Keeping your pets safe in the car

During the summer months, traveling with pets in the car tends to spike. A new AAA study shows pets are rarely restrained in cars. Whether it be short trips around town, or longer vacations, safety is important for those four-legged friends.
One in three pet owners admit to AAA that they never restrain their pet when they're riding in the car. But experts say taking your eyes off the road for two seconds to check on your pet doubles the risk of a crash.
Jennifer Rota knows it can be dangerous for her Jakey to ride in the car. "If you put on the brakes they can land in the front seat or get hurt in the back," she says.
She sees other dogs with their heads hanging out of the window all the time. "Leaning out the driver's side window, enjoying the ride, but that's a dangerous thing. You wouldn't have your child in your front seat with you, so i guess it's a dangerous situation that people should think about," adds Jennifer.
Doctor Clint Walton at Lavista Animal Hospital says most pet owners don't secure their animals. "A 10 pound dog may not sound like much, but once the physics get involved, depending on the severity of the crash that can be like a bowling ball flying through the car," explains Dr. Walton.
He recommends always restraining or crating your pet to keep them calm. "Sometimes they can get anxiety or motion sickness from watching things pass outside the window," he says.

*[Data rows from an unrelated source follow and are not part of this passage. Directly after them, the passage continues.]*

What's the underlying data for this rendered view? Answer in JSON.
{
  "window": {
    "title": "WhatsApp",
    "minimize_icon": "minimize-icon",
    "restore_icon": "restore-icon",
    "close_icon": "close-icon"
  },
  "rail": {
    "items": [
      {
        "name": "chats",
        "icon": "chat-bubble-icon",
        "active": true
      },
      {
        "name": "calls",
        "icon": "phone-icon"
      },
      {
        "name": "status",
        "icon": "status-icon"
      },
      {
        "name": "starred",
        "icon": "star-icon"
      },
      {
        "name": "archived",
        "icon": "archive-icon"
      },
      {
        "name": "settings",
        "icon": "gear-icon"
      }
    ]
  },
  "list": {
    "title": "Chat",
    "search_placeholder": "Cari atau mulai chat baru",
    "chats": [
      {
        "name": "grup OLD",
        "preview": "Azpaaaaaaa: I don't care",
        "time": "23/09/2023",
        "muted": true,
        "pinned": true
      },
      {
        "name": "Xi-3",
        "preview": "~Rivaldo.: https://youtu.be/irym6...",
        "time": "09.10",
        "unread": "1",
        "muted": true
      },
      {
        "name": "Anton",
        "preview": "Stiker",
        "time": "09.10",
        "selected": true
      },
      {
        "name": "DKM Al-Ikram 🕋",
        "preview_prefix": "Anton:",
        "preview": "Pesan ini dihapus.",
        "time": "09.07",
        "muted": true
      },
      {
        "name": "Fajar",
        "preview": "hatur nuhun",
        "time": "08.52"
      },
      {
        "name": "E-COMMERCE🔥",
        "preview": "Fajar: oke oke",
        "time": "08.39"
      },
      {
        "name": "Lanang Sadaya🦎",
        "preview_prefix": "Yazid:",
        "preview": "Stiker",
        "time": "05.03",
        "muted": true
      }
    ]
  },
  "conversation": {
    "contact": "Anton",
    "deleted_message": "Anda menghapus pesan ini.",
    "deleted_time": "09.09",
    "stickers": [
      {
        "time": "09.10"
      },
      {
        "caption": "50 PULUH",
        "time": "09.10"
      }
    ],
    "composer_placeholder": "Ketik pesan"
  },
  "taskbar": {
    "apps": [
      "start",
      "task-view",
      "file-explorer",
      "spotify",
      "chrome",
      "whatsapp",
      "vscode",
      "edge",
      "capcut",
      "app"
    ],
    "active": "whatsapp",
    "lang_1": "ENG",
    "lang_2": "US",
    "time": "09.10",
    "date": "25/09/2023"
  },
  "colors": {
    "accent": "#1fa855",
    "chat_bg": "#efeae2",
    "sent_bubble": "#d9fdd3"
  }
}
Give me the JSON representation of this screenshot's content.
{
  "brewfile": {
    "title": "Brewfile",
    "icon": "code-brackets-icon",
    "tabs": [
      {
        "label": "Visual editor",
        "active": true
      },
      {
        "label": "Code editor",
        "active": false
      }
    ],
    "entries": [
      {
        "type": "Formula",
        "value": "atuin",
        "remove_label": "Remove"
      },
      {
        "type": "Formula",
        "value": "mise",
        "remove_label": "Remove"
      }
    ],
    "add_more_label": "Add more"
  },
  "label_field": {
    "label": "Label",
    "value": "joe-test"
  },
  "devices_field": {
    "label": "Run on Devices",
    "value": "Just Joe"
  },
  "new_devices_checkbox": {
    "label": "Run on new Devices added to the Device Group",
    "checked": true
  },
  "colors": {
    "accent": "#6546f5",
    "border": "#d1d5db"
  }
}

A new AAA report says most drivers don't buckle up the four-legged friends because they're only taking them on short trips. Dr. Walton says the length of the trip shouldn't matter. "If they're not contained, they're just as in danger as us not wearing our seat belts, flying outside the window and two, the trauma of just being bounced around like a pinball in the car," Dr. Walton says

On top of their safety, they can also be a huge distraction for the driver. "There's those screens that can go across the driver’s seat and the passenger seat that will keep the dogs from getting into the front seat and that's probably a good idea, I should probably get one myself," Jennifer says.
Another reason not to let the dogs hang out the window, Dr. Walton says they can accidentally roll the window up on their heads or fall out of that moving vehicle.
He also says anxiety medications can help with pets that hate to travel and you can always try putting a towel or blanket over the cage, so they can't see what's happening outside the car.
There are dozens of pet harnesses and restraints to keep your tiny family member safe. For small dogs, there are plush beds that attach into to the seat belt. For bigger dogs, there's a harness with a short tether that can connect into the seat belt. Many of them are now being crash tested for safety.
AAA has more tips on how to travel with your pet:

  • For safety reasons, pets should be confined to the back seat, either in a carrier or a harness attached to the car's seat belt. This will prevent distractions as well as protect the animal and other passengers in the event of a collision.
  • To help prevent carsickness, feed your pet a light meal 4 to 6 hours before departing.
  • Do not give an animal food or water in a moving vehicle.
  • Never allow your pet to ride in the bed of a pickup truck. It's illegal in some states; he also can jump out or be thrown. Harnessing or leashing him to the truck bed is not advisable either. If he tries to jump out, he could be dragged along the road or the restraint could become a noose.
  • Avoid placing animals in campers or trailers.
  • Don't let your dog stick her head out the window, no matter how enjoyable it seems. Road debris and other flying objects can injure delicate eyes and ears, and the animal is at greater risk for severe injury if the vehicle should stop suddenly or be struck.
  • AAA recommends that drivers stop every 2 hours to stretch their legs and take a quick break from driving. Your pet will appreciate the same break. Plan to visit a rest stop every 4 hours or so to let him have a drink and a chance to answer the call of nature.
  • Be sure your pet is leashed before opening the car door. This will prevent her from unexpectedly breaking free and running away. Keep in mind that even the most obedient pet may become disoriented during travel or in strange places and set off for home.
  • NEVER leave an animal in a parked car, even if the windows are partially open. Even on pleasant days the temperature inside a car can soar to well over 100 degrees Fahrenheit in less than 10 minutes, placing your pet at risk for heatstroke and possibly death. On very cold days, hypothermia is a risk. Also, animals left unattended in parked cars can be stolen.